I forgot to mention it above, but I have a new O-Ring ready to go into the machine, as well as a new spring washer. I also have a NOS groove pin, but that’s mostly just to have for the future, and don’t plan to use it in the machine since I don’t plan to remove the agitator shaft, as I’ve heard it’s a PITA.

For future reference, should I need to rebuild another Maytag transmission on one of my other Maytags, would any O-Ring work in place of the 210286, or is there something specific about this one compared to others?
 
The factory o-ring is made from neoprene, other than that, nothing special about it as long as the spec sizes are correct.

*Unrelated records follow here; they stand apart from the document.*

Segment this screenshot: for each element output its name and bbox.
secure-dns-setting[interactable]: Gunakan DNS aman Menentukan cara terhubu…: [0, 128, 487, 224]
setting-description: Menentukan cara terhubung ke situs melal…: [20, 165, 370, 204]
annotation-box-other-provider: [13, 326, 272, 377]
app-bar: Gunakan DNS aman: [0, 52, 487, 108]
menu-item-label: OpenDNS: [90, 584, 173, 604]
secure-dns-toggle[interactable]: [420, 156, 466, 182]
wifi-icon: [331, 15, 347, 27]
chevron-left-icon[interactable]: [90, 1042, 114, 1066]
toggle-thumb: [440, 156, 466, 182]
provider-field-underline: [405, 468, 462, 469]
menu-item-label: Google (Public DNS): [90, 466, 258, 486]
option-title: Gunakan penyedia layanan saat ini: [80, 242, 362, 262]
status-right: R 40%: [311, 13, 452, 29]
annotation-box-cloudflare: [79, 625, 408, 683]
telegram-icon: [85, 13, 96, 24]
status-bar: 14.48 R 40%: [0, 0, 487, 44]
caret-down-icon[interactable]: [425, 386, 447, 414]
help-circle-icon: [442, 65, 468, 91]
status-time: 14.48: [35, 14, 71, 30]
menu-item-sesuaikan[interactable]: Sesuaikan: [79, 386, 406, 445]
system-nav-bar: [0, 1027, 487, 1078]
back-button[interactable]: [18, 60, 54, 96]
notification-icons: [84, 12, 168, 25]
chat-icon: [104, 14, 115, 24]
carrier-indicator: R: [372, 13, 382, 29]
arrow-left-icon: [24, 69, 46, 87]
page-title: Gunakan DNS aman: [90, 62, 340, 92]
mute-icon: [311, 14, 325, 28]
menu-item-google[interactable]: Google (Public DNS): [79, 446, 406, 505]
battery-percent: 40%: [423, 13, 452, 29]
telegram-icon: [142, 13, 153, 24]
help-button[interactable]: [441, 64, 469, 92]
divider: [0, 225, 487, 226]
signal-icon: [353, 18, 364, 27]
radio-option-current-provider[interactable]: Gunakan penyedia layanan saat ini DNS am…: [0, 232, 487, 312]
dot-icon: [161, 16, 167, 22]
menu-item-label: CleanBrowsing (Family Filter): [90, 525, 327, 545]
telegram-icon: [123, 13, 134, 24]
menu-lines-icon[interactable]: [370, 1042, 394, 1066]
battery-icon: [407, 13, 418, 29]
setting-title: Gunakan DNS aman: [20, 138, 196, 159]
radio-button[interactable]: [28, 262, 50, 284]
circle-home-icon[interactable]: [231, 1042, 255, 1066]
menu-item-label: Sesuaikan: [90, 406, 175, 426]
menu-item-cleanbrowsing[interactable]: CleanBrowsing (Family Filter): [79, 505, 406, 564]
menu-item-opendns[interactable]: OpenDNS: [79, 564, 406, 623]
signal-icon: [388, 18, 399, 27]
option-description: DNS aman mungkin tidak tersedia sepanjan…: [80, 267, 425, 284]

When the transmission top is off, twist the agitator shaft to check the upper sleeve bearings. If it's hard to turn, you may have to remove the shaft. The agitator shaft itself doesn't show signs of rust or water intrusion from the top so that's a good sign. The bearings could still be trashed if the upper sleeve bearing got starved from crazy thick oil not being channeled during spin cycle or low oil if it leaked out at some point from the lower seal.
 
Splitting the case

Today I dived the rest of the way into the transmission, which included separating the case halves and getting all of that old fluid out of there. I drained the fluid into a container with line markings on it, and, other than being very old, gummy, and dark, the correct amount of fluid came out, and it does not appear that any water had made its way into the transmission. I’m not sure how freely the upper agitator shaft is supposed to spin, but I can spin it easily with just my thumb and pointer finger holding it, without a lot of force needing to be applied. I did order that new washer for under the Delrin pin, so I will be replacing that while I am in the transmission as well. Going to take the case parts and gears to work later in the week and get them all cleaned up with some of the solvent we have there, as it’ll remove the rest of the oil without damaging the components.